Ce rajeunissement de la régénération osseuse s’est produit indépendamment des ostéoblastes endogènes positifs à l’ostéocalcine, mais s’est plutôt appuyé sur des cellules CD45 positives qui ont migré à partir du jeune parabionte. Une fois maîtrisée, la technique de parabiose peut être réalisée en 1 heure et demie et le modèle de fracture tibiale peut être réalisé en 15 minutes. Si nécessaire, les deux procédures peuvent également être effectuées indépendamment l’une de l’autre.
Lors de la tentative de procédure de fracture du tibia, il est important de maintenir un champ chirurgical stérilisé et d’assurer un bon placement de la goupille et une ostéotomie appropriée. Enfin, n’oubliez pas de surveiller attentivement les souris tout au long de la durée de l’étude. Après avoir regardé cette vidéo, vous devriez avoir une bonne compréhension de la façon d’effectuer le modèle de parabiose et la chirurgie de la fracture tibiale.

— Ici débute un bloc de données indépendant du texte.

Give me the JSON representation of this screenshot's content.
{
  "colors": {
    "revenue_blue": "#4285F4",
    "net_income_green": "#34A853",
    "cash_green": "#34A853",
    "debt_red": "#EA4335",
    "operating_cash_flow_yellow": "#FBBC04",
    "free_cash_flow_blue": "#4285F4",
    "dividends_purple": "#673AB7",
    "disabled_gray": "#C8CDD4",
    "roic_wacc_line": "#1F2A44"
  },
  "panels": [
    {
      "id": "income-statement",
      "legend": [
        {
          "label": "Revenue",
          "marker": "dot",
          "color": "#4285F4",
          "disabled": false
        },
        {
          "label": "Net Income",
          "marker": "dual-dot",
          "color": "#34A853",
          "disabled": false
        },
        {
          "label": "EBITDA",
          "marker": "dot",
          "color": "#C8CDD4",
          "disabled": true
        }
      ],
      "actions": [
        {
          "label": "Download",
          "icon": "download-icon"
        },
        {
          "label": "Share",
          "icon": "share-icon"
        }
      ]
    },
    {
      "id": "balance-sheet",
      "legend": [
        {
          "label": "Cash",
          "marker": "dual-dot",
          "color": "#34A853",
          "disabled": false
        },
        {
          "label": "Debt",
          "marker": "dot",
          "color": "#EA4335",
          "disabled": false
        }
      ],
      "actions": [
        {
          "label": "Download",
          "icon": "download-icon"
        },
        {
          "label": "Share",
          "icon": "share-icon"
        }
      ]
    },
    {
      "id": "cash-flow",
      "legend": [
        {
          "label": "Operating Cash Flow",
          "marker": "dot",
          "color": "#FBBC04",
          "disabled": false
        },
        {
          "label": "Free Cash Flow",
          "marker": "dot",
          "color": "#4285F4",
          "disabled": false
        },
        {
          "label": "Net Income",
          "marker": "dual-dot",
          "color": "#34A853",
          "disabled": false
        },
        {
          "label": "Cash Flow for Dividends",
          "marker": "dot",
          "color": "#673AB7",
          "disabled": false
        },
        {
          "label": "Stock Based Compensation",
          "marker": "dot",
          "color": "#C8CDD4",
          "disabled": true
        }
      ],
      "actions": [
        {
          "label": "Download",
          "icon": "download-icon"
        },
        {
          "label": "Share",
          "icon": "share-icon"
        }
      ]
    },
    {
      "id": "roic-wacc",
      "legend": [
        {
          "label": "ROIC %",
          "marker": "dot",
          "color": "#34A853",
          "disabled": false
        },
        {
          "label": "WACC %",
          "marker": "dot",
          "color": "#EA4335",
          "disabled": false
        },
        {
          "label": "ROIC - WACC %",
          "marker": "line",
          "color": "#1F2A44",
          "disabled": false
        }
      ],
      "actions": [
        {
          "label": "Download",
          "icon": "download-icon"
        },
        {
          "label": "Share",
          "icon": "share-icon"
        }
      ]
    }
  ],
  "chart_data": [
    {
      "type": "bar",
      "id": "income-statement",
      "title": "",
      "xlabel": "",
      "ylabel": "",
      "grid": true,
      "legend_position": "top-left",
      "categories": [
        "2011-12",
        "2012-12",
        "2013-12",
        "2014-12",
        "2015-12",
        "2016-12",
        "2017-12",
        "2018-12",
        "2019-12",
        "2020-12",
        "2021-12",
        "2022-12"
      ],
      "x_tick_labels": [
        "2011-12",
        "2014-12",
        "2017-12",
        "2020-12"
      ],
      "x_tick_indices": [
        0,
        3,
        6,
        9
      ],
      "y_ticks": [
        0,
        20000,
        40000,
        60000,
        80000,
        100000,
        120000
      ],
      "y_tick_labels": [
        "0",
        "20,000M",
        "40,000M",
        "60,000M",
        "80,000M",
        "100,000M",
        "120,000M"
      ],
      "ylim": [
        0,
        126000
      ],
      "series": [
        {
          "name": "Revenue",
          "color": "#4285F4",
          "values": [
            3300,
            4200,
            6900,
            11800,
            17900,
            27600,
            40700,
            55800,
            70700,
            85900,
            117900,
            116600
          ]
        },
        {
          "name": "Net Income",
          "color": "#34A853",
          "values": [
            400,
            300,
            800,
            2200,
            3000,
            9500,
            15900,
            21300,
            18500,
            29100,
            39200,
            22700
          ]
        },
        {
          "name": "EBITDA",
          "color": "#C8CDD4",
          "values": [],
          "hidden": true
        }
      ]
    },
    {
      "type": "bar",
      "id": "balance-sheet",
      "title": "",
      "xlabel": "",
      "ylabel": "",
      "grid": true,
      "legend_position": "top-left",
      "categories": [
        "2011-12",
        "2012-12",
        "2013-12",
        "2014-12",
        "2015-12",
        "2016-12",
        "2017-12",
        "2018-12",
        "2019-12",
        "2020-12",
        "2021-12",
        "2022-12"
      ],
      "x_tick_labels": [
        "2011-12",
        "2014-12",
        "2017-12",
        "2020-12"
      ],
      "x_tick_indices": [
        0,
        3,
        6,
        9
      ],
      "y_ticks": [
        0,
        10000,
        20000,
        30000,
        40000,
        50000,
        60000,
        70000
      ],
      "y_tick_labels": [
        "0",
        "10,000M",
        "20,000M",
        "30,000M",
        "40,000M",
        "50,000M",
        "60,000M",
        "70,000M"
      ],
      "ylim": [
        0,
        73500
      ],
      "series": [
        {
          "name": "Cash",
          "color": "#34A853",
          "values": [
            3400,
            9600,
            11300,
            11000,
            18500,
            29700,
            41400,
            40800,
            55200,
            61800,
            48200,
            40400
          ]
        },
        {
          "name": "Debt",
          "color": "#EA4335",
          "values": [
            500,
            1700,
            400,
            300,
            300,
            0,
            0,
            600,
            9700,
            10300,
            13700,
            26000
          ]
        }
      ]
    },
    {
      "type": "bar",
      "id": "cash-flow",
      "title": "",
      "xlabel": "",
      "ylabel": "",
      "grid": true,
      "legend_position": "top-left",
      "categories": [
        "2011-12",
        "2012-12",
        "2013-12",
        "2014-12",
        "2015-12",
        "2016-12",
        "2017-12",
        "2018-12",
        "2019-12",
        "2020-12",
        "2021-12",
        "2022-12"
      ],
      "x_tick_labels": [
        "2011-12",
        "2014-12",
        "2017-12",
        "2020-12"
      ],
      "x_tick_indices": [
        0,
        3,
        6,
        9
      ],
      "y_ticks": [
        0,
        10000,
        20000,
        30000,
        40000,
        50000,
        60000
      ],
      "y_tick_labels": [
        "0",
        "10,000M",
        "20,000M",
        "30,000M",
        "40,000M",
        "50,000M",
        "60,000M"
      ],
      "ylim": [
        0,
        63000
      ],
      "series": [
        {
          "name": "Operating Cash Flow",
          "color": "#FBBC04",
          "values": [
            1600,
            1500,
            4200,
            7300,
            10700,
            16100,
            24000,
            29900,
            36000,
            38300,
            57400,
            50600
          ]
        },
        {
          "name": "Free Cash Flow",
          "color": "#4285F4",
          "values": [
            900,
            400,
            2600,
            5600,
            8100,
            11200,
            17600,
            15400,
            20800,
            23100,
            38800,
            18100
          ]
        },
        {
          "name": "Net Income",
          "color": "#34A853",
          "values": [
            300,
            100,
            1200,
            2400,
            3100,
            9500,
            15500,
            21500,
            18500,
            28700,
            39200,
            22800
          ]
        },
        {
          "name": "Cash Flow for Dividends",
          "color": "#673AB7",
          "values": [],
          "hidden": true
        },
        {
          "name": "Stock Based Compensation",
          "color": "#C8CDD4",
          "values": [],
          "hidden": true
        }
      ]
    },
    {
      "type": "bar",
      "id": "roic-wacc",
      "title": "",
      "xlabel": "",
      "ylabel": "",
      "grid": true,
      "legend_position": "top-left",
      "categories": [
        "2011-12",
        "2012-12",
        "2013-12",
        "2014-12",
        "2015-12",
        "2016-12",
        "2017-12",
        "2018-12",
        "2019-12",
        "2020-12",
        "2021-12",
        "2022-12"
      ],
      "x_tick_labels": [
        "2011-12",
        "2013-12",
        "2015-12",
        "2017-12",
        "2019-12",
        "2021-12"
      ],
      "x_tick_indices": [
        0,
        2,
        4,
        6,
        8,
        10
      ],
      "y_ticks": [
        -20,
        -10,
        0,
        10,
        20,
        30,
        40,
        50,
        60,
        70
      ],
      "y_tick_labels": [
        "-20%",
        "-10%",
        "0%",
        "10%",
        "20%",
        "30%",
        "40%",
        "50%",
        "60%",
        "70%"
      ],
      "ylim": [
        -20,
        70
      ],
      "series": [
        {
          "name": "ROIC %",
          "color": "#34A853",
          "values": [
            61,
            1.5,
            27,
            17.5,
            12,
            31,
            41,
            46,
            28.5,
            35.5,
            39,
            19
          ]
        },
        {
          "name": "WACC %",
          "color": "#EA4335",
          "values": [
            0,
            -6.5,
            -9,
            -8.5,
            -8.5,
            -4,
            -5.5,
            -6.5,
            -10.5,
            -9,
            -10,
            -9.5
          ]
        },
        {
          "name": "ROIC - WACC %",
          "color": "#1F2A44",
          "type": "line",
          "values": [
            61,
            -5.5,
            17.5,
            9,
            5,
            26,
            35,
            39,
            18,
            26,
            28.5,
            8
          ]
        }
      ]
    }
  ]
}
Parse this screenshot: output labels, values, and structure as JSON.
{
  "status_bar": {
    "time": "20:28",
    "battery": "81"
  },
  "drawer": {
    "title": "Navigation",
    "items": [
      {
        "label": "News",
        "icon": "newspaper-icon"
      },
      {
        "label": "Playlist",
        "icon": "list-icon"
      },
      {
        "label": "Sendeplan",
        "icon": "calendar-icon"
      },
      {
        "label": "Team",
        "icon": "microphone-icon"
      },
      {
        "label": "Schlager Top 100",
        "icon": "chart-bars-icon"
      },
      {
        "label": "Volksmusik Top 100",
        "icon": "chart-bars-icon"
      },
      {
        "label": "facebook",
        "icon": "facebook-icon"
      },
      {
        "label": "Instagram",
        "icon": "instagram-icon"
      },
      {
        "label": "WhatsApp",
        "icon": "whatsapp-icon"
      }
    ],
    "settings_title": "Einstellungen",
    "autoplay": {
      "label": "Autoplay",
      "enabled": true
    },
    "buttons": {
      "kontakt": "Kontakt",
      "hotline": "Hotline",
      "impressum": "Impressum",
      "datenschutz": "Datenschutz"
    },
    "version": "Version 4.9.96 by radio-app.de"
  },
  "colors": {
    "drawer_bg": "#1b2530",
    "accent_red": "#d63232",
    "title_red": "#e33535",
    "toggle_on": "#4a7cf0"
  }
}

Ce protocole décrit un modèle murin de chirurgie orthopédique permettant d'étudier la neuroinflammation postopératoire et les modifications comportementales. Il explore également la régénération tissulaire au cours du vieillissement par parabiose.
Ce modèle permet une dé-risquisation mécanistique des complications postopératoires liées à l'âge en établissant un lien entre le traumatisme chirurgical, la neuroinflammation et une régénération tissulaire altérée. Il fournit un système prédictif pour évaluer des stratégies de rajeunissement systémique en découverte préclinique. L'approche soutient la validation de cibles thérapeutiques et l'identification de biomarqueurs translationnels pour les résultats neurocognitifs et musculosquelettiques chez les populations âgées.
Le modèle s'intègre à la chaîne de découverte, depuis le test d'hypothèses sur la cible jusqu'à l'identification de composés candidats et l'évaluation de l'efficacité préclinique, en particulier pour les comorbidités liées au vieillissement.